Further, there are few who can really deny that removing Saddam from power was a good goal to have. Probably not the best use of our time and effort, not really our job, and not one to be executed in the idiotic way that we did it, but the removal of this asshole was not a bad goal at any rate. A start. A jumping off point for establishing the aforementioned free and democratic state.

But like everything else, this administration took a strategically good idea and tried to achieve it in the wrongest, most ham-fisted way that it could.

This administration went into Iraq with absolutely no strategy outside of the notion that America Always Wins and expected that notion to carry the day. There were no long-term plans, no expectations of consequences. Just an idea: a democratic Iraq (and, of course, the tasty oil reserves and military bases that the supposedly grateful Iraqis would let us have). The Bush administration went into Iraq with all the foresight of the Underpants Gnomes.

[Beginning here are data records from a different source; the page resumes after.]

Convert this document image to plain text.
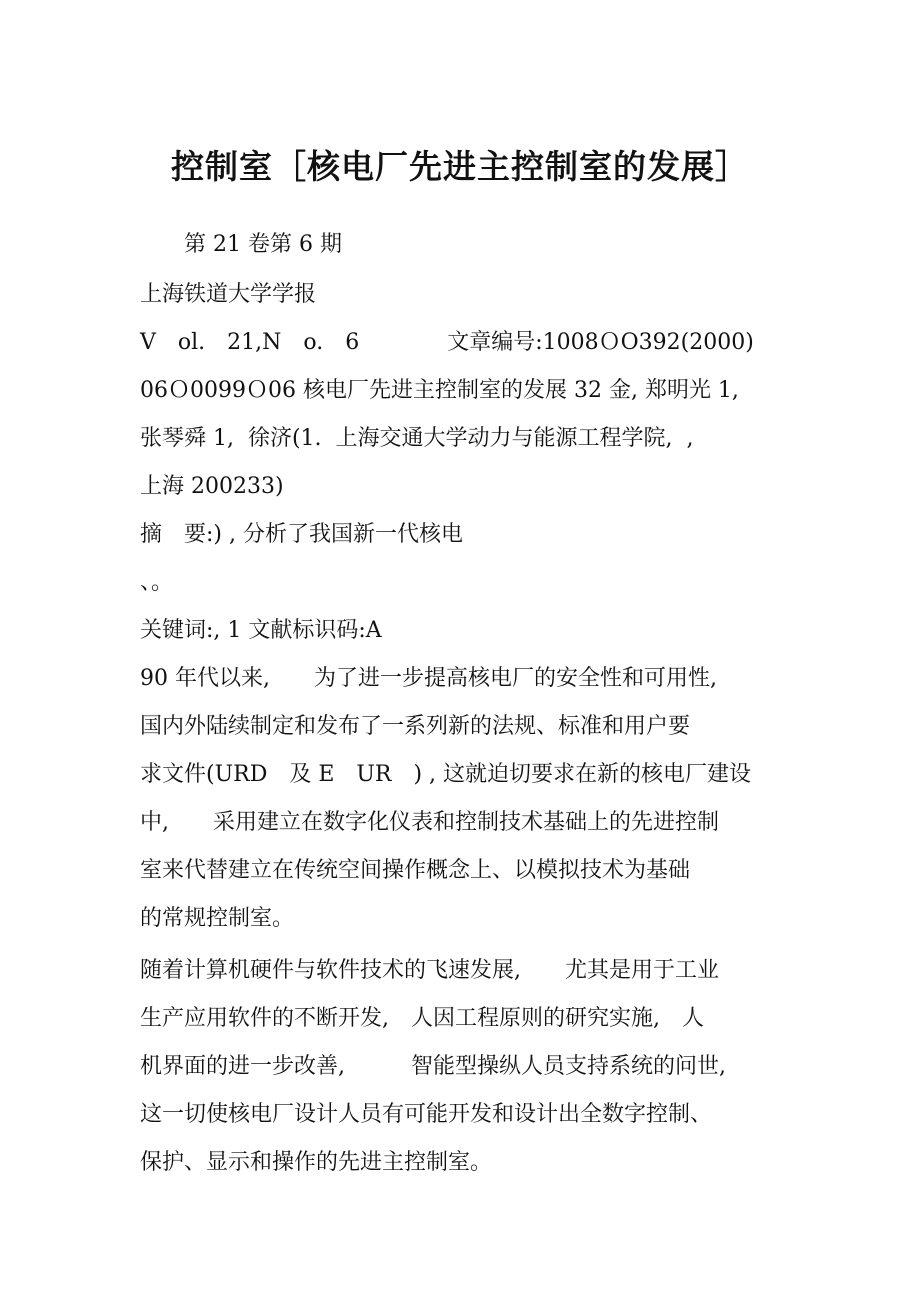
控制室［核电厂先进主控制室的发展］

　　第 21 卷第 6 期

上海铁道大学学报

V　ol.　21,N　o.　6　　　　文章编号:1008ＯO392(2000)

06Ｏ0099Ｏ06 核电厂先进主控制室的发展 32 金, 郑明光 1,

张琴舜 1,  徐济(1.  上海交通大学动力与能源工程学院,  ,

上海 200233)

摘　要:) , 分析了我国新一代核电

、。

关键词:, 1 文献标识码:A

90 年代以来,　　为了进一步提高核电厂的安全性和可用性,

国内外陆续制定和发布了一系列新的法规、标准和用户要

求文件(URD　及 E　UR　) , 这就迫切要求在新的核电厂建设

中,　　采用建立在数字化仪表和控制技术基础上的先进控制

室来代替建立在传统空间操作概念上、以模拟技术为基础

的常规控制室。

随着计算机硬件与软件技术的飞速发展,　　尤其是用于工业

生产应用软件的不断开发,　人因工程原则的研究实施,　人

机界面的进一步改善,　　　智能型操纵人员支持系统的问世,

这一切使核电厂设计人员有可能开发和设计出全数字控制、

保护、显示和操作的先进主控制室。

A free and democratic Iraq would have been nice. And in all honesty, we probably had all the resources needed to establish such a thing. But in their seemingly bottomless hubris, this administration refused to tap those resources (or at least, to tap them in a pragmatic way, Mr. Rumsfeld), refused to listen to those who understood such things and effectively destroyed all possibility of ever actually seeing that goal to fruition.

Yes, a free and democratic Iraq would have been nice. But so would a Sudan free of genocide. Or a France free of racism and anti-Semitism. Or a China that fully respected human rights. Or an Africa that has enough to eat and doesn't lose all of its adults to HIV/AIDS. Any one of these things would be a great goal. But you can't just assume that your firepower and track record will result in the acheivement of any goal. Especially when the leader of the current mission has an absolutely perfect record of taking golden opportunities and promptly mucking them up beyond all repair.


  1. I have the same problem: idealistically (in the sense of Plato's idealism) there ought to be some difference between extreme stupidity and extreme evil, but certainly not in results. Not for nothing did Barbara Tuchman call her book "The March of Folly."